Dinosaurios, they call them in Mexico. Old-school pols who sell their votes to special interests while they celebrate the corrupt old system that allows them to sell their votes to special interests. Were she a político mexicano, Texas Senator Kay Bailey Hutchison would be described as a dinosaurio.
In the Mexican system she would face a difficult choice. She could follow her heart into the Catholic right-wing Partido de Acción Nacional – which carries the standard of the Virgin de Guadalupe, drapes itself in the blue and white universally associated with Mary the Mother of Christ, and wishes to privatize everything from the oil reserves in the Gulf of Campeche to the foul air Chilangos breathe in the nation’s capital. Or she could follow the money – into the established PRI, the Partido de Revolución Institucional.
Senadora Hutchison’s Big Oil deal suggests she would end up a PRIista, more inclined toward power and money than reform. In the final week of September, she mustered enough votes to end a Senate filibuster and pass a rider that would stop the Department of the Interior from collecting full royalties from big oil companies drilling on public land.
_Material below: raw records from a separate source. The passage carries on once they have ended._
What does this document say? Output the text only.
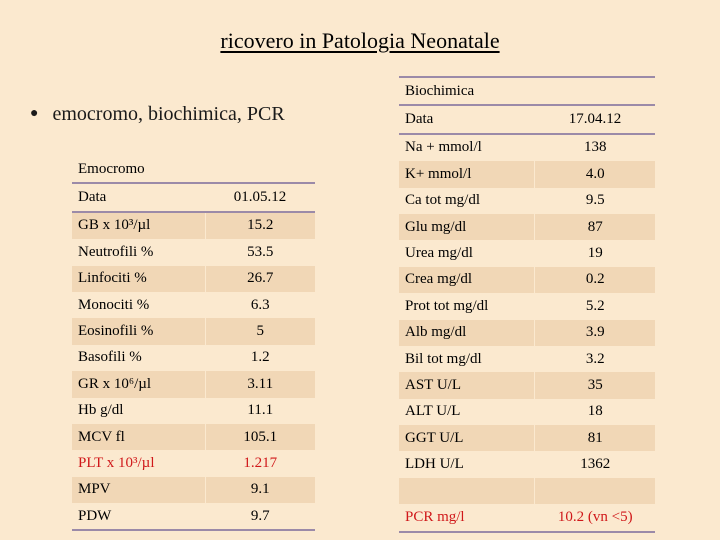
ricovero in Patologia Neonatale
● emocromo, biochimica, PCR
Emocromo	
Data	01.05.12
GB x 10³/µl	15.2
Neutrofili %	53.5
Linfociti %	26.7
Monociti %	6.3
Eosinofili %	5
Basofili %	1.2
GR x 10⁶/µl	3.11
Hb g/dl	11.1
MCV fl	105.1
PLT x 10³/µl	1.217
MPV	9.1
PDW	9.7
Biochimica	
Data	17.04.12
Na + mmol/l	138
K+ mmol/l	4.0
Ca tot mg/dl	9.5
Glu mg/dl	87
Urea mg/dl	19
Crea mg/dl	0.2
Prot tot mg/dl	5.2
Alb mg/dl	3.9
Bil tot mg/dl	3.2
AST U/L	35
ALT U/L	18
GGT U/L	81
LDH U/L	1362

PCR mg/l	10.2 (vn <5)
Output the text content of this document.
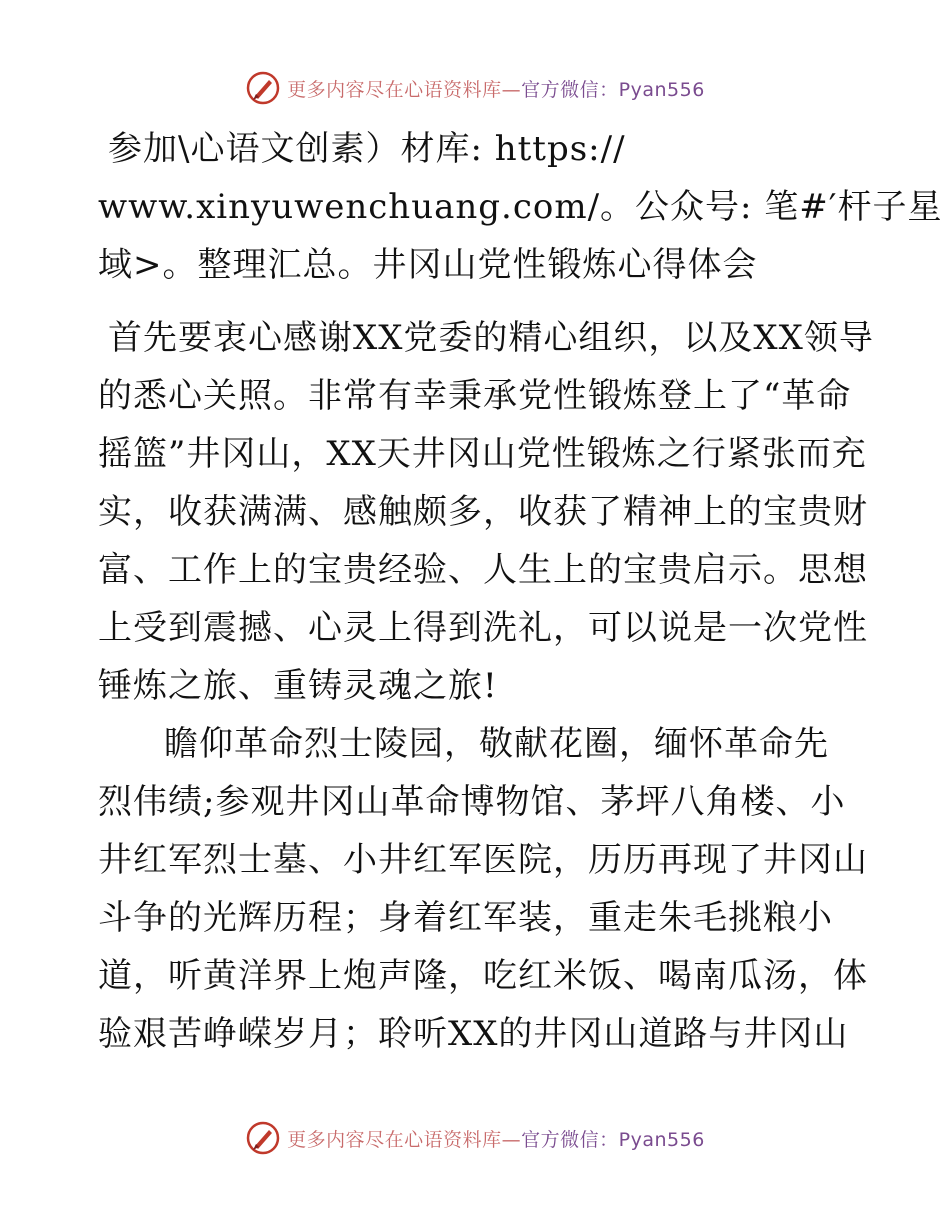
更多内容尽在心语资料库—官方微信：Pyan556
参加\心语文创素）材库: https://
www.xinyuwenchuang.com/。公众号: 笔#′杆子星
域>。整理汇总。井冈山党性锻炼心得体会
首先要衷心感谢XX党委的精心组织，以及XX领导
的悉心关照。非常有幸秉承党性锻炼登上了“革命
摇篮”井冈山，XX天井冈山党性锻炼之行紧张而充
实，收获满满、感触颇多，收获了精神上的宝贵财
富、工作上的宝贵经验、人生上的宝贵启示。思想
上受到震撼、心灵上得到洗礼，可以说是一次党性
锤炼之旅、重铸灵魂之旅!
瞻仰革命烈士陵园，敬献花圈，缅怀革命先
烈伟绩;参观井冈山革命博物馆、茅坪八角楼、小
井红军烈士墓、小井红军医院，历历再现了井冈山
斗争的光辉历程；身着红军装，重走朱毛挑粮小
道，听黄洋界上炮声隆，吃红米饭、喝南瓜汤，体
验艰苦峥嵘岁月；聆听XX的井冈山道路与井冈山
更多内容尽在心语资料库—官方微信：Pyan556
Small companies pay royalties on the market price of crude. Big companies – Shell, Exxon, Chevron – “sell” their crude to their own refineries – at prices $4 to $5 per barrel lower than market. That lowers their royalty rate and saves them millions.
What’s this all about?
Wisconsin Senator Russell Feingold was getting close, when he started talking about campaign contributions. “In the last Presidential campaign, in 1996, the parties raised $262 million in soft money, three times as much as in the 1992 election cycle. The experts project we will see perhaps as much as $500 million or even $600 million in this next election, and about 65 percent of the money is coming from corporate treasuries…. We have to realize that what is before us is not simply an amendment. It is an amendment supported by interests that have been involved in an immense infusion of corporate cash….
“Exxon gave more than $230,000 in soft money and more than $480,000 in PAC money; Chevron gave more than $425,000 in soft money and more than $330,000 in PAC money; Atlantic Richfield gave more than $525,000 in soft money and $150,000 in PAC money; BP Oil and Amoco, two oil companies that have merged into the newly formed petroleum giant, BP Amoco, gave a combined total of more than $480,000 in soft money and $295,000 in PAC money.… That is more than $2.9 million just from four corporations in the span of only two years.”
Hutchison’s amendment didn’t cost the federal treasury big dollars. The tab on her previous royalty riders is $88 million. This year’s rider will only cost the public $66 million, a small part of the total federal appropriations of $600 billion. Yet enough this year, California Senator Barbara Boxer argued, “to hire 1,000 school teachers, or put 44,000 new computers into the classroom, or buy textbooks for 1.2 million students, or provide 53 million hot lunches for schoolchildren.”
There is an underlying issue. If Congress can compel oil companies to pay their fair share, what’s to stop it from requiring mining interests working on federal land to pay more than $5 per acre to mine gold – which some companies pay under the century-old law that governs their operations? What would stop Secretary of Interior Bruce Babbitt from again trying to charge ranchers grazing their herds on federal land something closer to fair market grazing lease rates?
There is some big money for Kay Bailey. The Senator has taken in $1.2 million in political contributions from the oil industry in the past five years. That didn’t make it into the Congressional Record. Shortly after Feingold steered the debate toward campaign contributions, he was ruled out of order by the Chair, who declared campaign finance was “not germane” in a debate about oil royalties.
The Chair must have been right when it ruled the oil rebate issue had noting to do with campaign finance. After all, it was John McCain – co-sponsor of Feingold’s campaign finance legislation – who cast the sixtieth vote required to end the filibuster and protect the oil subsidy. “It was a victory for America,” Hutchison said.